Eleazar Wheelock

Eleazar Wheelock (* April 22, 1711 in Windham, Connecticut, † April 24, 1779 in Hanover, New Hampshire ) was an American Congregational church pastor, speaker, educator and founder of Dartmouth College.

Early years

Born as the son of Ralph Wheelock and his wife Ruth Huntington in Windham in Connecticut Wheeock closed in 1733, the Yale College from, won the first prize of Dean Berkeley Foundation and stayed to study theology at Yale until he in February 1735 as pastor of the Second Congregational Church was hired in Lebanon in Connecticut, where he remained for 35 years. 1735, he married Sarah Davenport. Wheelock enthusiastically supported the spreading at that time in New England Great Awakening and became one of its most important advocates in Connecticut and served as heralds of salvation messages. His sermons were well attended and very popular. In 1741 he published for the carriage of revivalism A Hundred Sermons more than there are Days in the Year ( Hundreds of sermons more than days in the year). Some contemporaries criticized Wheelock would with his sermons incite sectarian excessive emotions and encourage them to form their own communities revival. 1743 Connecticut passed a law that would restrict the activities of the movement.

Wheelock's Charity School

1743 he took a theology student named Samson Occom on, a Christian convert Mohegan, which dominated the English language. The training Occoms was extremely successful, Occom was a popular pastor of the Presbyterian church and preached to Native American and white church visitors. This success encouraged Wheelock to found a charity funded by donations School ( " charity school" ) for Indian boys and girls, in order to undergo a religious education on the English model. Subsequently, she should return to her people as missionaries. The girls were taught home economics and English.

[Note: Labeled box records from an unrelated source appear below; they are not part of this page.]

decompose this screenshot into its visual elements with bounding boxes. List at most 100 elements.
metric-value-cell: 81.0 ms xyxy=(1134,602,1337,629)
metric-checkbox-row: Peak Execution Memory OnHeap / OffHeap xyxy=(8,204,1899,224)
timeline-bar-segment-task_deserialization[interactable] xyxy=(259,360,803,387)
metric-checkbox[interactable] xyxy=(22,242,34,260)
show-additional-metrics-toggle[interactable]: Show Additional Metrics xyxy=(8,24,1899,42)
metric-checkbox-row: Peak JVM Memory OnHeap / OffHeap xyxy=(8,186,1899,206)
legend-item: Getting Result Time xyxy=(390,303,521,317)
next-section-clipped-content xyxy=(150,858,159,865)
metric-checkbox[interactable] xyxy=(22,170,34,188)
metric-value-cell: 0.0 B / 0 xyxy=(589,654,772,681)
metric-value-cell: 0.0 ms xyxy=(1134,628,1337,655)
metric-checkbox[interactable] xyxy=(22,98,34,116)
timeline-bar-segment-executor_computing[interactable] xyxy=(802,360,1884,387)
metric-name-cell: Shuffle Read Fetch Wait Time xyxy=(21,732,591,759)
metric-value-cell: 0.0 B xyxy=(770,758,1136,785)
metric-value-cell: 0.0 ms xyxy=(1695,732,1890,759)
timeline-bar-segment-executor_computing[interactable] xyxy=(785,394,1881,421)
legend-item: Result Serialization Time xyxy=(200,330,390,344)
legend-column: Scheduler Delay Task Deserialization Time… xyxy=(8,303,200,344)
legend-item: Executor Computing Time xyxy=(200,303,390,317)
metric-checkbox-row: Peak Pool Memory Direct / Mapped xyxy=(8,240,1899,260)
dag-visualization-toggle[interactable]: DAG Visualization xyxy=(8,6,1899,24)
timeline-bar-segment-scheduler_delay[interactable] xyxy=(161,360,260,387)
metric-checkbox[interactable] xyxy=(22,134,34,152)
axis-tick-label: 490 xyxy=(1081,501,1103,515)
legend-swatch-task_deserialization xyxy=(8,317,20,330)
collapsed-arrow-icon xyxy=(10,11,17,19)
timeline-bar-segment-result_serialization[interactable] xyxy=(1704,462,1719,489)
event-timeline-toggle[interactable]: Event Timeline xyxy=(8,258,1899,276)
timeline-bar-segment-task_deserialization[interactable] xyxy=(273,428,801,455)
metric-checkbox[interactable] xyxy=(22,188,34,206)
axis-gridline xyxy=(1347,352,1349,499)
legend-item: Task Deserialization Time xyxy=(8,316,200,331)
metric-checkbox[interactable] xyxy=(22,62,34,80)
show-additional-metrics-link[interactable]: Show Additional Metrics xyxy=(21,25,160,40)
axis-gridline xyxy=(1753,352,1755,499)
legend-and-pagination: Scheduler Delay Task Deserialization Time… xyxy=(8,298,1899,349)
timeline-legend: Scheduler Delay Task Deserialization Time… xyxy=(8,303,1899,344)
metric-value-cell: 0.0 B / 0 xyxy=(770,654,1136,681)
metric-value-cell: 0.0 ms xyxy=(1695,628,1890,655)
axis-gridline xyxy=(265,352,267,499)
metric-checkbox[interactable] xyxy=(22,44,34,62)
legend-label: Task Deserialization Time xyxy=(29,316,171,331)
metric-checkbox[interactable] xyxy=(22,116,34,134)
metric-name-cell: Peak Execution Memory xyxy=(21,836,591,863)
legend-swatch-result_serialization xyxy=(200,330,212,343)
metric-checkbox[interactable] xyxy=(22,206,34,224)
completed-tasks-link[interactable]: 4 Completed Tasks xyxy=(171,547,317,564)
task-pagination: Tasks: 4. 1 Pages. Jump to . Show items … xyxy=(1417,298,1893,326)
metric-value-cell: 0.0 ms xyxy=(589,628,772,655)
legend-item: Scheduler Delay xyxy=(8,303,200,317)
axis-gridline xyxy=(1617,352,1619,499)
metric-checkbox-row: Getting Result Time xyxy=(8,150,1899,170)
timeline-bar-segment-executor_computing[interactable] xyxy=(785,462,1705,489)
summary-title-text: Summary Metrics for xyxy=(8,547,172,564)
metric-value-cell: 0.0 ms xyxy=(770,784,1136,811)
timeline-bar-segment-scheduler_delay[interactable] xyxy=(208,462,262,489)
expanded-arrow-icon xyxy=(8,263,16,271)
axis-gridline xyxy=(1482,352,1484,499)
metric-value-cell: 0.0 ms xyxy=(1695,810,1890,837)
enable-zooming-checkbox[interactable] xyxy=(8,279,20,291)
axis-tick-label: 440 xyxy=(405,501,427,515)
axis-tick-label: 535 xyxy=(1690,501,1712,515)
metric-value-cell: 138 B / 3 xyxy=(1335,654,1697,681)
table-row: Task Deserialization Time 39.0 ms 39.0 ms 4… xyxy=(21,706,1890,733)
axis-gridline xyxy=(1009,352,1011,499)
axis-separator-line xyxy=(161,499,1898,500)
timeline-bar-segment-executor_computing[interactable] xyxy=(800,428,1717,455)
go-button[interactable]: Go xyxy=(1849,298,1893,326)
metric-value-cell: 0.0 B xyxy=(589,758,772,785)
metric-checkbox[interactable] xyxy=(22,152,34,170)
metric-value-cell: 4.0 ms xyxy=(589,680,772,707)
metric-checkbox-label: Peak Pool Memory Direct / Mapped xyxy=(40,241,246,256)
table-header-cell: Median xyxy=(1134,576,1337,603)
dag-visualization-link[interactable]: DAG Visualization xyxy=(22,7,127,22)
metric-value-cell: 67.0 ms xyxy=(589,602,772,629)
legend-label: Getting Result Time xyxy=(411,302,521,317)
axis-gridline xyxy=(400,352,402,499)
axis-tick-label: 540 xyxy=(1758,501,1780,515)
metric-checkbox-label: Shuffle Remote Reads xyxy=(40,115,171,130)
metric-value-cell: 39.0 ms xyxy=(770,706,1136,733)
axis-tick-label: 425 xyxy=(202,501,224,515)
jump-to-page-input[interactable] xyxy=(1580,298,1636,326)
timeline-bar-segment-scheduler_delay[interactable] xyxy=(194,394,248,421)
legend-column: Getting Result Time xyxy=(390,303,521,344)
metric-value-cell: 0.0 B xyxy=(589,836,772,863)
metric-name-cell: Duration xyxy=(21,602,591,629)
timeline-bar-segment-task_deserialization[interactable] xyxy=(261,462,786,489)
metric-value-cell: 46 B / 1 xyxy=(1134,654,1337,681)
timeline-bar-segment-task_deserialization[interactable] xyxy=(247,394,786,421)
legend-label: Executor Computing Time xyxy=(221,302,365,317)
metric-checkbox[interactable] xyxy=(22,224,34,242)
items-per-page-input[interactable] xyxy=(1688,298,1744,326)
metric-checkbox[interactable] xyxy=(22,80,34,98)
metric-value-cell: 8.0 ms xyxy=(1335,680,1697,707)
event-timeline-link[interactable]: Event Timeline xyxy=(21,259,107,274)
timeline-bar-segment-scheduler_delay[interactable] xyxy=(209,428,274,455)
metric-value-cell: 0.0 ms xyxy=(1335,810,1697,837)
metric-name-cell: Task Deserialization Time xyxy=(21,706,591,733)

1754 donated Colonel Joshua More from Mansfield, Connecticut, the necessary funds for a plot and two school buildings and until 1762 was attended by around 20 young people Wheelock's Indian School, the Moor 's Charity School. Wheelock collected donations for his project continues to be successful and sent Samson Occom 1765 and Nathaniel Whitaker to the UK to raise funds. They came back after two years with 12,000 pounds, most of which is a board of trustees chaired by William Legge, Earl of Dartmouth, was handed over to the fiduciary manager.

At school, however, there were problems. Part of the Indian youth in Wheelock's care fell ill and died, while another succumbed to alcohol or other reasons were unsuitable for missionary service. Meanwhile, Wheelock sought to acquire land in the Six Nations in New York State. After the Congress of Fort Stanwix in 1768 he lost his enthusiasm for the charity school and its Indian wards. In addition, he had trouble with the church in Lebanon, who wanted to cut his salary.

Dartmouth College

Wheelock finally put his plan to expand the school and to integrate a college for white students, through to the Trustees. On December 13, 1769 he received a charter from King George III. , Eleazar Wheelock, the founder and first appointed president and awarded him the right to choose his successor. Wheelock named the university after the chairman of the Board of Trustees Dartmouth College. A new site (then Dresden ) found in Hanover, New Hampshire. After his dismissal Wheelock left the church in Lebanon and came with his helpers in August 1770 in Hanover. Here she was expecting pristine wilderness; in the first months of trees were cut down and built temporary huts for college. The circumstances were difficult and the following first winter put heavy demands on the residents.

1771 was the first academic graduation ceremony held in Dartmouth and four students received their diploma, including Wheelock's son John. This later became the second president of Dartmouth. 1774 the money collected in England was exhausted and Dartmouth suffered in Wheelock's remaining term of office under growing debt. The American War of Independence met the Charity School for Indians particularly hard. Many tribes fought on the side of the British and sent their children do not go to school anymore. A notable exception was the Oneida who remained loyal to the Americans and the survival of the school secured first.

1786 was the Dartmouth College around 93 km ² land granted by Parliament in Vermont, approximately the area of ​​the present town of Wheelock in Vermont. In the early years of the 19th century, the debt was gradually reduced with the proceeds from this land grant. In his last years, Wheelock increasingly suffered diseases, but his duties as preacher, educator and president of Dartmouth College, he never neglected. Eleazar Wheelock died during the War of Independence on April 24, 1779 and was buried in Hanover, New Hampshire. (: Narrative of the Indian School in Lebanon English ) Among his few writings of the report on the Indian school in Lebanon belongs.

Parts of the old Moor 's Indian Charity School in Lebanon are still standing. The site is now a Historic Landmark in Columbia, Connecticut, as Lebanon is now called. The place Wheelock in Vermont was named after Eleazar Wheelock.